Tag Archives: overwhelmingly attractive

Rainbows and Glitter, Ties and Skirts

22 Feb

The Queer Look: Why and How People Outside the Gender Norm Express Themselves Through Style

Born This Way, Bitch.

As a flaming queer, I am often asked by less in-the-know people (such as my parents), “Why do you have to look so… gay?” This is a question I have been asked in many forms on many occasions throughout my relatively long existence as a queermosexual.
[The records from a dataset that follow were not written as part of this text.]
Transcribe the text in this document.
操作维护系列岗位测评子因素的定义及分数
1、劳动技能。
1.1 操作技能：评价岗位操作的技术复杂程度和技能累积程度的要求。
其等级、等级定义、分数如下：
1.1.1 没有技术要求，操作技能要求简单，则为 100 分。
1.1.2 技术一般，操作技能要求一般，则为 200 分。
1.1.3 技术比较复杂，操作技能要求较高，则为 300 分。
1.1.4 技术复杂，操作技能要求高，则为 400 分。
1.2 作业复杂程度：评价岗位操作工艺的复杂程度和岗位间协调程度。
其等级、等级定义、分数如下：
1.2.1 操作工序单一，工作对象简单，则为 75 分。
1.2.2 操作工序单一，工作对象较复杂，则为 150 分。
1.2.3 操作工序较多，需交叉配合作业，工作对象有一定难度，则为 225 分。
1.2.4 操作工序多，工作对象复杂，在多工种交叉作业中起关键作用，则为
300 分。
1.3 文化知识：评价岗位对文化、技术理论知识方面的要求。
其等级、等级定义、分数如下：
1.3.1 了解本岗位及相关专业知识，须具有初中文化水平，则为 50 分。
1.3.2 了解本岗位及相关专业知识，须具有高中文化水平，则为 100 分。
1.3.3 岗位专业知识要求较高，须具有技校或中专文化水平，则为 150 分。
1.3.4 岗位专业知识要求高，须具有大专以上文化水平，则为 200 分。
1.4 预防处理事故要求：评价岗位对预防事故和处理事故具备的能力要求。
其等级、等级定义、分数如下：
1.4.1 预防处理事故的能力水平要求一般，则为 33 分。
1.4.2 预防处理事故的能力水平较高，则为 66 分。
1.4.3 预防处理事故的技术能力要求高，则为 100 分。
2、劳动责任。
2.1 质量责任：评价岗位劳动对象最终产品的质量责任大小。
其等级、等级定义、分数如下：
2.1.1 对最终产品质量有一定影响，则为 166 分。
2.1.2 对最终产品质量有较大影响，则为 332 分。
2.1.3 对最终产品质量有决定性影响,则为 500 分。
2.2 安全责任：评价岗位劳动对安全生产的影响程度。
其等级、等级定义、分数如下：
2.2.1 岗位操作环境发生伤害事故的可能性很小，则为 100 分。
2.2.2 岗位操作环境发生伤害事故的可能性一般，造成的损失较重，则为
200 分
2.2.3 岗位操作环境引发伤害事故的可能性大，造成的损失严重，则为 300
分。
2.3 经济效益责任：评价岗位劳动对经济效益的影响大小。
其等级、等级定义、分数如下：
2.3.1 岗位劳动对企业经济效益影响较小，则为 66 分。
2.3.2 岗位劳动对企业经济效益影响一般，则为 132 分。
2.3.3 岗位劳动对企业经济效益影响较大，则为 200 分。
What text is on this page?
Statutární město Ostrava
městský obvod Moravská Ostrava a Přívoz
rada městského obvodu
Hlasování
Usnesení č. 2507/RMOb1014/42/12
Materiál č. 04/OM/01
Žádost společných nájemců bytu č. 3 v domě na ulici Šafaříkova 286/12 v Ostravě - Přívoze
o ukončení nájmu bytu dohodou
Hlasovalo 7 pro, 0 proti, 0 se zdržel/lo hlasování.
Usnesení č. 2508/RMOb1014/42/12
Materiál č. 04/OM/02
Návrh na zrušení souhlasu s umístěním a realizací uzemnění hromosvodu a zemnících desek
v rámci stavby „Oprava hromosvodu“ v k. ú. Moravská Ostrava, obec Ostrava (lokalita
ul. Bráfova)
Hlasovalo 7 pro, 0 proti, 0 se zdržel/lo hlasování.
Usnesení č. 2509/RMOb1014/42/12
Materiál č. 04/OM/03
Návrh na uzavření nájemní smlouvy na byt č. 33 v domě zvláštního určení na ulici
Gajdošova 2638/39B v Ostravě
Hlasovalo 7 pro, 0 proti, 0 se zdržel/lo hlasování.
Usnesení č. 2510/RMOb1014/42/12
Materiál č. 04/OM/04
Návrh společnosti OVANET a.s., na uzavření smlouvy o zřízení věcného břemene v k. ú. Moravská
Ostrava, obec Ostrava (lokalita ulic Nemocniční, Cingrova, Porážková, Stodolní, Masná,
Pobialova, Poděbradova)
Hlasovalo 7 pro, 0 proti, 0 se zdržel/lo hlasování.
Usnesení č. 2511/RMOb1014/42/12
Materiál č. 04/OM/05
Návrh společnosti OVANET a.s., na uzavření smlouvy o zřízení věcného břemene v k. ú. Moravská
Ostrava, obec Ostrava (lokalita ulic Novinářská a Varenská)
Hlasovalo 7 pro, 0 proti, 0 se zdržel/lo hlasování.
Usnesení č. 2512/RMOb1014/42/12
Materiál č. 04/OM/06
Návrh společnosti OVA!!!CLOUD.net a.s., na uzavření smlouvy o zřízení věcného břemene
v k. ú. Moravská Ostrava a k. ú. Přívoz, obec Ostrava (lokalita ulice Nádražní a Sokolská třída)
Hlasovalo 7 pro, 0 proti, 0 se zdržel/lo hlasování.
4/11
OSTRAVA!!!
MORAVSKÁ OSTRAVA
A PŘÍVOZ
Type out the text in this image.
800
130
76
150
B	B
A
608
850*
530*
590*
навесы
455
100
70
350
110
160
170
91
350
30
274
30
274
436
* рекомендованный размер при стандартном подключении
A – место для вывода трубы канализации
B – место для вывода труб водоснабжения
After sitting through three back-to-back classes in which we discussed either the gay lifestyle, civil rights, and/or feminism, today the thought occurred to me to address the topic in writing, something that I am particularly fond of as an English major:

Why do gay people look gay?

Broadly speaking, of course. There are many in our community who choose to live a less “visible” lifestyle, which is perfectly respectable. At the other end, there are those of us who are at our happiest when we are openly and fabulously throwing all convention and moderation regarding personal style to the wind. Both decisions are of personal choice, and both stem from the same main cause, with a complete contrast in implementation.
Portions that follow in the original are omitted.